Stroupe will be recognized by the American Association of Colleges for Teacher Education (AACTE) at the organization’s 67th Annual Meeting in Atlanta, Ga. at the end of February. This award is given annually to a dissertation that contributes to teacher education or has implications for educator preparation.
For his dissertation, Stroupe examined the learning, practice and classroom communities of five beginning secondary teachers for one year. He aimed to see what resources science teachers used when just starting in the field to help them shape their teaching. Additionally, he also investigated the communities and the practices created and curated by the teachers and their students.

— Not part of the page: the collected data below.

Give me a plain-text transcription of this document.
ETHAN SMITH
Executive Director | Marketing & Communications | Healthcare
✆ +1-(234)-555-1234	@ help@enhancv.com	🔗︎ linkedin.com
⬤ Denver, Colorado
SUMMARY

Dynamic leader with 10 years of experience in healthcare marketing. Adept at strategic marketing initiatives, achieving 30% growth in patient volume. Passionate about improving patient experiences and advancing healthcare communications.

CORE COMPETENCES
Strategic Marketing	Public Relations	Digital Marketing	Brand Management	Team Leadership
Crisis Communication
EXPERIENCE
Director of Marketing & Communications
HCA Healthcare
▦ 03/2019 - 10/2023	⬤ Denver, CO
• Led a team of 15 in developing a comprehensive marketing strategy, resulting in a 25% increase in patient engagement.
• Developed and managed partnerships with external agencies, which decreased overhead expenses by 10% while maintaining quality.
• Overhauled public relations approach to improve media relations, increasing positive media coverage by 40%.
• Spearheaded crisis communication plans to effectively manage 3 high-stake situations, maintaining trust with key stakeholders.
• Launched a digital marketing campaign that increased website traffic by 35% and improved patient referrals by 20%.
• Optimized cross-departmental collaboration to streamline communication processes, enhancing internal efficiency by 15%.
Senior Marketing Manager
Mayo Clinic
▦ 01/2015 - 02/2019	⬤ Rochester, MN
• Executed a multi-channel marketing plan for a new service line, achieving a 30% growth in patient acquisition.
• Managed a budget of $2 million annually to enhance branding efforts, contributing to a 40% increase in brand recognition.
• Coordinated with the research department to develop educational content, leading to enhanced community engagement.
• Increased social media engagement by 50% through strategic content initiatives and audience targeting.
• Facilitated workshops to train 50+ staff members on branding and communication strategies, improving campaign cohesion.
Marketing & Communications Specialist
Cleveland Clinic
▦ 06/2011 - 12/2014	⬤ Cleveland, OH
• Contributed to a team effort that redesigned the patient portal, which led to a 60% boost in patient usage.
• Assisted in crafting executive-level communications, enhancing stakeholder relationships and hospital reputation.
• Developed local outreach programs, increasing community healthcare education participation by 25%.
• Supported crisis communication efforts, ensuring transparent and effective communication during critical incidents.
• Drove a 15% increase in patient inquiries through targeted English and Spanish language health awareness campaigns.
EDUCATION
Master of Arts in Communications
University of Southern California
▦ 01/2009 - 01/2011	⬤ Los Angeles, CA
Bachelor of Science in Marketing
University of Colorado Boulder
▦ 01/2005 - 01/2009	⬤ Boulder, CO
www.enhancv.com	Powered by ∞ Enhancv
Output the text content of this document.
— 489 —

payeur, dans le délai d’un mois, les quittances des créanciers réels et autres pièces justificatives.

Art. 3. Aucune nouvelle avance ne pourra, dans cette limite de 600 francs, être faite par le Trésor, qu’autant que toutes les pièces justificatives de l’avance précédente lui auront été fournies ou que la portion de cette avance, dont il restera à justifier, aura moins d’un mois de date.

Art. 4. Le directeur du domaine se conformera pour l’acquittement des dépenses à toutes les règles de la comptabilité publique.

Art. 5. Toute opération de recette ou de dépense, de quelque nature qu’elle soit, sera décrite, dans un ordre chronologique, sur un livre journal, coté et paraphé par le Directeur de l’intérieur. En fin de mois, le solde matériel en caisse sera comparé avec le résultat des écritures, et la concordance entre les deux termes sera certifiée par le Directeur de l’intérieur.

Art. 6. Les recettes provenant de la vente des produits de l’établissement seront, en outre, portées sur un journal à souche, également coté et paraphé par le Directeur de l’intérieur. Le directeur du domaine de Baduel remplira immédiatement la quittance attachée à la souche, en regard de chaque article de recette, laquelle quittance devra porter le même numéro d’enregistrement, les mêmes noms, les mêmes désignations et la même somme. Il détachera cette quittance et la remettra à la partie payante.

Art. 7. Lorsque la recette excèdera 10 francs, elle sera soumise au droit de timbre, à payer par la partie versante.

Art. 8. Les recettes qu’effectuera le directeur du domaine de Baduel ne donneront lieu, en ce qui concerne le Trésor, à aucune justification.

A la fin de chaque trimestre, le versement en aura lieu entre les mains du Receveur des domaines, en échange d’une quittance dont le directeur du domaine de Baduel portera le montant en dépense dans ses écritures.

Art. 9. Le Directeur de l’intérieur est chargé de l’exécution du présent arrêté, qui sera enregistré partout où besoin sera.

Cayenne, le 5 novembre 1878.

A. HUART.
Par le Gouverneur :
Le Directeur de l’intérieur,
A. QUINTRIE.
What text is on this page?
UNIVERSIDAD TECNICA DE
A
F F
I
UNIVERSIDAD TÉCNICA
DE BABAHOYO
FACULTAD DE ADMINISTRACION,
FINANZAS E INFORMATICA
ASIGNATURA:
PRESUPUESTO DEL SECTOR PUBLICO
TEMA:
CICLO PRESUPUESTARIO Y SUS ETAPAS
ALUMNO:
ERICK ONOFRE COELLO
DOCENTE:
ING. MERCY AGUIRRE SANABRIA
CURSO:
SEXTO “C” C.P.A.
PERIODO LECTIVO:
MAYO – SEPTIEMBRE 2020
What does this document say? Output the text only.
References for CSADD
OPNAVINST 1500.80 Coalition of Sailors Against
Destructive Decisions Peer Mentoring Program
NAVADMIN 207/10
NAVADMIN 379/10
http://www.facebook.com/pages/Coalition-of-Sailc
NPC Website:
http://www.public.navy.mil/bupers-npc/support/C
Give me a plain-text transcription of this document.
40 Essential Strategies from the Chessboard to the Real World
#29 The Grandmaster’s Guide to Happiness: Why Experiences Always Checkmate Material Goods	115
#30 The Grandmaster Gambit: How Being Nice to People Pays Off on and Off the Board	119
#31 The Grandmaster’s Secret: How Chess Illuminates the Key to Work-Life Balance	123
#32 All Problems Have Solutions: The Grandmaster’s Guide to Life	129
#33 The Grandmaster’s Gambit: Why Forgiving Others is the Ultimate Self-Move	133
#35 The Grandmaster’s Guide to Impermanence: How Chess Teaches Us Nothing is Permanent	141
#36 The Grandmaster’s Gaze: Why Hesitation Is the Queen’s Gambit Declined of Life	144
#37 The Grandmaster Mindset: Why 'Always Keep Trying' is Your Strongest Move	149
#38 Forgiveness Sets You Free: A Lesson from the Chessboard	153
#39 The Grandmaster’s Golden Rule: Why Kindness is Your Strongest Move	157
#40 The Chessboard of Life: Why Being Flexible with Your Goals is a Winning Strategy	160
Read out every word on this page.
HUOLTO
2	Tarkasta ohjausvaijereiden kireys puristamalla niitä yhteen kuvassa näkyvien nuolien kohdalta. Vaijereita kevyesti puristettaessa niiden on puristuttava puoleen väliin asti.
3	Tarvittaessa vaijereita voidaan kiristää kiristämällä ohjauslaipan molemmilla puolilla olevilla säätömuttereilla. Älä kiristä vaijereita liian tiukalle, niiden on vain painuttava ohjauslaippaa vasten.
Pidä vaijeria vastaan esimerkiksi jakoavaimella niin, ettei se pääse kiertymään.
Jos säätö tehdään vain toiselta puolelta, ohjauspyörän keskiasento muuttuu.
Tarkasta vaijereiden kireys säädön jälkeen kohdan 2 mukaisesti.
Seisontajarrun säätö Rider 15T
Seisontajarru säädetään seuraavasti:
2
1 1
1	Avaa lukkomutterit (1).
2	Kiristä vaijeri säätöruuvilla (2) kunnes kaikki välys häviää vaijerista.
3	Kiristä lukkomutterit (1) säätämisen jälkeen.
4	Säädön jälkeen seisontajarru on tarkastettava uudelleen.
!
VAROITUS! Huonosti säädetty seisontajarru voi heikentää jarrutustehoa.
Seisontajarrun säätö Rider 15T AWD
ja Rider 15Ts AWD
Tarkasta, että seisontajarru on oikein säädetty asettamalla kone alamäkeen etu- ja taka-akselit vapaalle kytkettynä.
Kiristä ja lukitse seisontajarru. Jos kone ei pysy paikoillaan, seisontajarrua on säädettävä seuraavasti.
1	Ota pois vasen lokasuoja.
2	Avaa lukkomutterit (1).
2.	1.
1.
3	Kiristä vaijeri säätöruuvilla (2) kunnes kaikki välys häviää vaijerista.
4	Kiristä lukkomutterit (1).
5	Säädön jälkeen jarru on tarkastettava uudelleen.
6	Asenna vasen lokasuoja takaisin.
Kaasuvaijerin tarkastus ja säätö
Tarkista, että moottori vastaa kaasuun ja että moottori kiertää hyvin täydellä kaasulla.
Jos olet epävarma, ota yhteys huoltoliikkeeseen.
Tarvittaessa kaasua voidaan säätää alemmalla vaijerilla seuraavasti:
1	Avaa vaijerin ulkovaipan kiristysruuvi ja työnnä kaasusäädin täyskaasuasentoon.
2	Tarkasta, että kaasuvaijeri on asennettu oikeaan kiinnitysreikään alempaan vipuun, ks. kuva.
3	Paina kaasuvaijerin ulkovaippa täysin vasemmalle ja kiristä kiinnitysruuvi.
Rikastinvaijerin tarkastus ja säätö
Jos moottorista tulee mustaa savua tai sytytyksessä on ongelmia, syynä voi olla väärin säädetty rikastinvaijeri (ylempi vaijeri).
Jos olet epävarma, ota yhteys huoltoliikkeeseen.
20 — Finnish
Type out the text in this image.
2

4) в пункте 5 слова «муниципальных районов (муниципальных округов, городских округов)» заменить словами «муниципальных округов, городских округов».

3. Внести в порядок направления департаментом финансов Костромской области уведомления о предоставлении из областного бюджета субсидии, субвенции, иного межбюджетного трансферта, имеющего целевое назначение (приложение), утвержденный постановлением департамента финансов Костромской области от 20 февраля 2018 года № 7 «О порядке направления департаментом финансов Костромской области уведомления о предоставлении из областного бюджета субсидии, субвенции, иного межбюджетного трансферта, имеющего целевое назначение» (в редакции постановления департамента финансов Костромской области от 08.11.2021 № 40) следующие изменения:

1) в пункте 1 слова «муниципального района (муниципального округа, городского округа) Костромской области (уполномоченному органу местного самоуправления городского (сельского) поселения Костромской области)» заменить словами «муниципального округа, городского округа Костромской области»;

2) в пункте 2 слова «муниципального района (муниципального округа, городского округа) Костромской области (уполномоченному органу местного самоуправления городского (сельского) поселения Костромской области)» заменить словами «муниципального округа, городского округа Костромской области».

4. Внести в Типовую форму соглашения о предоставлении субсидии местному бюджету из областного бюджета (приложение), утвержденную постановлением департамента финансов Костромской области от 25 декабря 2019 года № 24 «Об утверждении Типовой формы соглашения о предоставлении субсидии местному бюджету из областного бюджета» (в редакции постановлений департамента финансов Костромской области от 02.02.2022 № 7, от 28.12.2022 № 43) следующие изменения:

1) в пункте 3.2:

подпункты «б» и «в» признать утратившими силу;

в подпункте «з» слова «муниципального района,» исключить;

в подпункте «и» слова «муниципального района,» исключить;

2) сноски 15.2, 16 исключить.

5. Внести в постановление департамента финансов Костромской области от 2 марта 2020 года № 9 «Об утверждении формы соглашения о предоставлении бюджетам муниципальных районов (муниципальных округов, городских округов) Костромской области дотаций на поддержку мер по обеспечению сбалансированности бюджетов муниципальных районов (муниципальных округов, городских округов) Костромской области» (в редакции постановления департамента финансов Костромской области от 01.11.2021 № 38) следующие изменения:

Findings for the research were gathered from four data sources, including requested or informal planning communication, observation, interviews and professional development sessions.
The dissertation, “Students Drive Where I Go Next: Ambitious Practice, Beginning Teacher Learning, And Classroom Epistemic Communities,” was judged based on its originality, organization and answers to a narrative summary, which asked questions pertaining to rationale, methodology and implications, among others.
“I am extremely honored to receive an award from AACTE,” Stroupe said. “I hope that my work adds to a growing body of research that aims to reclaim the narrative about the importance of teacher preparation in providing amazing learning opportunities for all students.”
Stroupe received his Ph.D. from the College of Education at the University of Washington where his dissertation previously won another award. The 2014 Gordon C. Lee Dissertation Award was presented to the dissertation deemed most deserving by the college.
He joined the MSU College of Education in 2013-14 and works in the Department of Teacher Education.